Frequently Asked Questions

Q: Does preparing a client's tax return trigger Tranche 2 AML obligations?

No. Preparing and lodging income tax returns—whether for individuals, companies, trusts, or partnerships—is not a designated service under the AML/CTF Act 2006 as amended by Tranche 2. The designated services that capture accountants relate to acting as a transactional intermediary for asset management, legal structure formation, or property dealings. Providing tax compliance services, without also executing the underlying transaction on the client's behalf, does not create reporting entity obligations.

Q: What if I only occasionally help a client set up a company or trust?

Frequency does not determine whether you are a reporting entity—providing a designated service even once is sufficient to trigger obligations. If you form companies or trusts on behalf of clients, rather than simply advising them on how to do it themselves, you are providing a designated service and must be enrolled with AUSTRAC with an AML/CTF programme in place before delivering that service. There is no de minimis exemption based on volume or frequency.

Q: When is the compliance deadline for accountants under Tranche 2?

The compliance deadline for accountants is 1 July 2026. From this date, accountants providing designated services must be enrolled with AUSTRAC and have an operational AML/CTF programme in place. AUSTRAC has signalled it will take a risk-based approach to early enforcement, but firms that have not begun their compliance journey by the deadline face significant civil and criminal penalties under the AML/CTF Act 2006, including penalties calculated per contravention.

Q: Do I need to apply AML checks to all my clients, or only those receiving designated services?

Your AML/CTF obligations apply specifically to customers receiving designated services. You are not required to conduct customer due diligence on a client who only engages you for tax return preparation, bookkeeping, or audit work. However, if that same client later requests a designated service—such as asking you to establish a trust or manage settlement funds—you must conduct customer identification and verification before providing that service, regardless of how long you have had the relationship.

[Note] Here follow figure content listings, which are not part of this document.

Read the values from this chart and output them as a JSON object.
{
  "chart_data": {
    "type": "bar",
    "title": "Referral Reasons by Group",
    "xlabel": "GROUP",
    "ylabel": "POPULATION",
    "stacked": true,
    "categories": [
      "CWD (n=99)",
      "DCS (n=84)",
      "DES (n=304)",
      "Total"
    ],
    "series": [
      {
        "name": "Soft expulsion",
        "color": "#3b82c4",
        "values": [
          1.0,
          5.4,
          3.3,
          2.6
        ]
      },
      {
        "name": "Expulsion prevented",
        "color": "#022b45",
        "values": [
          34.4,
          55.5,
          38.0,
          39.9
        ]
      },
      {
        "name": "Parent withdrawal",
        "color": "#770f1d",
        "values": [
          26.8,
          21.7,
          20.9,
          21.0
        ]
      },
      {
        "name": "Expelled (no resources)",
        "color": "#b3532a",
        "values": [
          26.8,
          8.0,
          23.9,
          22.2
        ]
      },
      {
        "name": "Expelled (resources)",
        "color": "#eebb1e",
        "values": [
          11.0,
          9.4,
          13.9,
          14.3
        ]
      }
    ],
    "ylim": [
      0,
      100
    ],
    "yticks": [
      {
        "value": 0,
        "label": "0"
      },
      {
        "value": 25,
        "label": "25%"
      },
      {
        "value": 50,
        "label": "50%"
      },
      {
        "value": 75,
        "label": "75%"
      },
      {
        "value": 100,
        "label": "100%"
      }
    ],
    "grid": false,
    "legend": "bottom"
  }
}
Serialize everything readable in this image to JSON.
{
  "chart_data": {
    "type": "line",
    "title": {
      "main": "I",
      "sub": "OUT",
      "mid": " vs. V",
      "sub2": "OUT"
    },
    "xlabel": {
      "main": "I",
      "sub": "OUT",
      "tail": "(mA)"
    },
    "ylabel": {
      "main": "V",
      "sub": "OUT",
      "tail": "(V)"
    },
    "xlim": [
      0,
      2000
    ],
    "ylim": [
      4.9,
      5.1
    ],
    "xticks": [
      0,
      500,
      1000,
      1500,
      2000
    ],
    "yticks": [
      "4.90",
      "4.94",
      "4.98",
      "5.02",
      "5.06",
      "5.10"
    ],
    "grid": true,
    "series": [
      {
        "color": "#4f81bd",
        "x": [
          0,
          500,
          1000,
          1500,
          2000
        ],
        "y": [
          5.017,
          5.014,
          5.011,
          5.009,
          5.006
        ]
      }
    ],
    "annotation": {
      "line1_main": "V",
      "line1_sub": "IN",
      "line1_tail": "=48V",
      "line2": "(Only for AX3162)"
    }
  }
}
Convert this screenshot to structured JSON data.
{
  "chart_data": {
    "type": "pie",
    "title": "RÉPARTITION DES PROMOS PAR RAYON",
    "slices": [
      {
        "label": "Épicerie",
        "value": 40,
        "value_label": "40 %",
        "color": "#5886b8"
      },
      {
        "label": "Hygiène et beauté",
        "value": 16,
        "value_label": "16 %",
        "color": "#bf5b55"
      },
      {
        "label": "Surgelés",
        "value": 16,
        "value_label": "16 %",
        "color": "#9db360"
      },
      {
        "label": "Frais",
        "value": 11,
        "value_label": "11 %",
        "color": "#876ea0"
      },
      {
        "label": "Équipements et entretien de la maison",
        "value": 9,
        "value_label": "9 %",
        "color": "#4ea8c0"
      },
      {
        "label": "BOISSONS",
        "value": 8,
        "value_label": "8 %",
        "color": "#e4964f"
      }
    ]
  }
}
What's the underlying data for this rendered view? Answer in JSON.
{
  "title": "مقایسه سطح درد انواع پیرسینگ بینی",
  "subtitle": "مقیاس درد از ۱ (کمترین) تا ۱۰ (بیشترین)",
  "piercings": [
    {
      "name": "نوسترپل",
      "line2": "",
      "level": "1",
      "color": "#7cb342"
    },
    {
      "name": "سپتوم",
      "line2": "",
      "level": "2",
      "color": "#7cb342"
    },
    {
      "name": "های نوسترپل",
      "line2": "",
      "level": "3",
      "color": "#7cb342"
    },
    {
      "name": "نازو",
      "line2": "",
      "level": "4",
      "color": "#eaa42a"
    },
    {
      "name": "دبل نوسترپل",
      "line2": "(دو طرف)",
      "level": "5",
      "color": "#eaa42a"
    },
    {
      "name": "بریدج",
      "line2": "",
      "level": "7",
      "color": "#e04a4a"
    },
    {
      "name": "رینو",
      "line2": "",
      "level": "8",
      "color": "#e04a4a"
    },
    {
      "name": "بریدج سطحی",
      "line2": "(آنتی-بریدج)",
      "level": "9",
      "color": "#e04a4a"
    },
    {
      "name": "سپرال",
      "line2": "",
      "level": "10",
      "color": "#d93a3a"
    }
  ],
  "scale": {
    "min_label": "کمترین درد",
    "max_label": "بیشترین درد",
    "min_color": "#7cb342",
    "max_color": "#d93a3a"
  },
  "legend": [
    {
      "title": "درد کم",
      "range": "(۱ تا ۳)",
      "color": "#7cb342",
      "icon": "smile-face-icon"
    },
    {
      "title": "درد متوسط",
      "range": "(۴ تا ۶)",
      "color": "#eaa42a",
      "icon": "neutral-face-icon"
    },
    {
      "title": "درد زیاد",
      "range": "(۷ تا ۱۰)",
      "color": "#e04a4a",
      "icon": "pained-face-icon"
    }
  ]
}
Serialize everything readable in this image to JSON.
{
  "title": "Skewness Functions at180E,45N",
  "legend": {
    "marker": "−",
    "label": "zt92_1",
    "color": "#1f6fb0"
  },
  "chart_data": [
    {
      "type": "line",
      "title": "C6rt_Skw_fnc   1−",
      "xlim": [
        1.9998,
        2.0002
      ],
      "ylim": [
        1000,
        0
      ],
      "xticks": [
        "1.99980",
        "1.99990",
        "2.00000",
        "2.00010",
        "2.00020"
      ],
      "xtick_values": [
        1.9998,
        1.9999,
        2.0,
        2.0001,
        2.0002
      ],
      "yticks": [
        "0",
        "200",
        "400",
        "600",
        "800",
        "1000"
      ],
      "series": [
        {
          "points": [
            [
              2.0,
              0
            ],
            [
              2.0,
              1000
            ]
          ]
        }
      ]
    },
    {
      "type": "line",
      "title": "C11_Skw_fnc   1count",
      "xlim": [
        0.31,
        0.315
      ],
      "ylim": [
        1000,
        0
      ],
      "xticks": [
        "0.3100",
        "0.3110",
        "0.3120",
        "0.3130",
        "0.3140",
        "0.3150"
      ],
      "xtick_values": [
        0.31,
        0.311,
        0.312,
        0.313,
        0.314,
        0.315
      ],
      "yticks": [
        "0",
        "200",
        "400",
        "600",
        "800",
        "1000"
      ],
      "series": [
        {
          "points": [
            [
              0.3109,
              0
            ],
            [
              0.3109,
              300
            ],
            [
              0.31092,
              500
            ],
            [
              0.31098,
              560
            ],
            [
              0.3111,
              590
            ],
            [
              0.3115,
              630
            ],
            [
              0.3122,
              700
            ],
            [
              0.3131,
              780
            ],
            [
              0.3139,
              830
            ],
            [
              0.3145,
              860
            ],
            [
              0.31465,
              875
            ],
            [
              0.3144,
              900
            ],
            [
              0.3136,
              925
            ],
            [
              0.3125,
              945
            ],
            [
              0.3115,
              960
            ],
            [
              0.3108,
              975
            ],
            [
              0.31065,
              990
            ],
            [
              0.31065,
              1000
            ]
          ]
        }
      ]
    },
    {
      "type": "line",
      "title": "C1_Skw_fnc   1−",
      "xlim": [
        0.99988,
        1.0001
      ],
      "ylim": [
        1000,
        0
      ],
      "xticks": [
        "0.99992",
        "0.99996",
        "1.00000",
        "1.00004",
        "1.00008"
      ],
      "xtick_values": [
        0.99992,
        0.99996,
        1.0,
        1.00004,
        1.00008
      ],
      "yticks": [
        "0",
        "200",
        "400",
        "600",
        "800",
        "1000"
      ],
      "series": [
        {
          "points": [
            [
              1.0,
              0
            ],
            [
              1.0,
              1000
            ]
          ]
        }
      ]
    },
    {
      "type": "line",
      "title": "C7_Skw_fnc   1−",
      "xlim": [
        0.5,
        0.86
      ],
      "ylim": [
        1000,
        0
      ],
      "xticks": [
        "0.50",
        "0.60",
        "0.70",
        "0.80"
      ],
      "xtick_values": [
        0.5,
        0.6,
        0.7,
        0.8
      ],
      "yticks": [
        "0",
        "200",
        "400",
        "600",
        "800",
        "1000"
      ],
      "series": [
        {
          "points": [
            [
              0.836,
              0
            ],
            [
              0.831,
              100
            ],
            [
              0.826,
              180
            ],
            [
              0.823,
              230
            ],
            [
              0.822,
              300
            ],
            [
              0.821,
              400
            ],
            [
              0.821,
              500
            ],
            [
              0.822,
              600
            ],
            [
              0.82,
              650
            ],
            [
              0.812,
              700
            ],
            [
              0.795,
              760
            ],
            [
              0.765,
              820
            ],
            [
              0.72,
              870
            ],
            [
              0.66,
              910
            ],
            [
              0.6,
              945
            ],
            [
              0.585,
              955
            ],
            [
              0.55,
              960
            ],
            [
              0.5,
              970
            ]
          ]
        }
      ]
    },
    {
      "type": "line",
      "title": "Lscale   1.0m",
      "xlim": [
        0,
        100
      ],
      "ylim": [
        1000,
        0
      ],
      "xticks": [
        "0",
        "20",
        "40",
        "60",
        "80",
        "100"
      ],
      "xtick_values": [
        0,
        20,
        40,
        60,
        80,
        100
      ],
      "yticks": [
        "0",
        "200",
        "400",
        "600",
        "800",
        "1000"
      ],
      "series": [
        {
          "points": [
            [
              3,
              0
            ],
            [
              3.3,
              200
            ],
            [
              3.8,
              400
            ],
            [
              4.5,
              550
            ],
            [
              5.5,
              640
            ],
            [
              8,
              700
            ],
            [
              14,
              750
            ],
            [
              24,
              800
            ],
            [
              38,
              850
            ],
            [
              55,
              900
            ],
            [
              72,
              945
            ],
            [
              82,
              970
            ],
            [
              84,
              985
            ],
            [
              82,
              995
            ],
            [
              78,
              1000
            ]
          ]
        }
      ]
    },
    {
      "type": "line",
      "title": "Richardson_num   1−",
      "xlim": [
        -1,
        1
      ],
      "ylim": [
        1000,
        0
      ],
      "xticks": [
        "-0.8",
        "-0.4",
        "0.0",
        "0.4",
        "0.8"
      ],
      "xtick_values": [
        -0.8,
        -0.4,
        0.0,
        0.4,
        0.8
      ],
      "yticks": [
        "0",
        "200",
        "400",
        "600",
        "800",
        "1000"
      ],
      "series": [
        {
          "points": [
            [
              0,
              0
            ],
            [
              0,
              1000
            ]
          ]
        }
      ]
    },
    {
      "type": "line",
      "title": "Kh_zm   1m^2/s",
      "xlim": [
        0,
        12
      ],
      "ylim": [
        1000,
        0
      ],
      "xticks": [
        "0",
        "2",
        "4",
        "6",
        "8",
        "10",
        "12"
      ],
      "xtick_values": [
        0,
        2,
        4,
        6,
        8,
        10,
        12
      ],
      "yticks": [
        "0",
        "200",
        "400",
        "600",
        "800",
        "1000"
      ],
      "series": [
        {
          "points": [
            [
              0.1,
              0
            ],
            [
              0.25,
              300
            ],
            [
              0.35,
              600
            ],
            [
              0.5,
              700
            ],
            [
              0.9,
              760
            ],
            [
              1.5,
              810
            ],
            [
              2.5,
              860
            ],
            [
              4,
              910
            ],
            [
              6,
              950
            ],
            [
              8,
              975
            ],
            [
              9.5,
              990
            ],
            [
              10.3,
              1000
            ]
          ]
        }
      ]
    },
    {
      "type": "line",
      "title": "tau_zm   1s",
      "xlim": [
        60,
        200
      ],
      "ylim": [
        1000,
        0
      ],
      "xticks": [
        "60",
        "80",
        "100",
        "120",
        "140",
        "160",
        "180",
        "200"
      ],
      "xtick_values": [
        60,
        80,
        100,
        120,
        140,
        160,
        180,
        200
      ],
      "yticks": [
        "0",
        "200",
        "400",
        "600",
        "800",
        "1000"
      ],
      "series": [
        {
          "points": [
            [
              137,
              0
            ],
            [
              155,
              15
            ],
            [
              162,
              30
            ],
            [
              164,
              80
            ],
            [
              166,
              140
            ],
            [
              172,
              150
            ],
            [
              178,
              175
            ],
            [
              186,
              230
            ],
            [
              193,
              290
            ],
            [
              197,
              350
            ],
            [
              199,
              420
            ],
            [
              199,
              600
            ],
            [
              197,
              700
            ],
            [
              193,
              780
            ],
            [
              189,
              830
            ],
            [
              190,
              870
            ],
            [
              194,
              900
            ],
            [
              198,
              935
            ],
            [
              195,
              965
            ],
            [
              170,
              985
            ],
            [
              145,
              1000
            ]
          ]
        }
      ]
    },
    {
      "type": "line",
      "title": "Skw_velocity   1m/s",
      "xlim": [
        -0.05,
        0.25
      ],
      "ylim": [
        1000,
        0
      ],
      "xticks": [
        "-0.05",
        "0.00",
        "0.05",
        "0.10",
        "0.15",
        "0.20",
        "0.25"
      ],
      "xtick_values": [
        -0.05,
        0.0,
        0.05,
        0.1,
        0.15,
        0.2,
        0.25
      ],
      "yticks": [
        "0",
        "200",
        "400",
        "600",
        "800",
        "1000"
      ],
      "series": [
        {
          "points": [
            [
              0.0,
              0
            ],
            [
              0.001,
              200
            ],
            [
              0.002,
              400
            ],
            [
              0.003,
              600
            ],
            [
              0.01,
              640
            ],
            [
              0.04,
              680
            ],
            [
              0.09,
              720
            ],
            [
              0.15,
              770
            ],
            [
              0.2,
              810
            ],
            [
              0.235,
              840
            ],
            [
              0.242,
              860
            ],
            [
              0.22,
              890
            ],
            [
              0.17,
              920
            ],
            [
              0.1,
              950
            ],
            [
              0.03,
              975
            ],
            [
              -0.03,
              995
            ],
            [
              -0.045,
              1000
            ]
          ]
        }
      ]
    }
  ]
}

Q: What are the penalties for non-compliance after 1 July 2026?

Non-compliance with the AML/CTF Act 2006 can attract substantial civil penalties—up to tens of thousands of penalty units per contravention—as well as criminal penalties for serious or wilful breaches. AUSTRAC also holds powers to issue compliance notices, accept enforceable undertakings, and pursue court-ordered injunctions. Beyond regulatory exposure, operating without an AML/CTF programme creates significant professional indemnity and reputational risk if a client engagement is later linked to financial crime activity.

This is general information only and not a substitute for legal advice.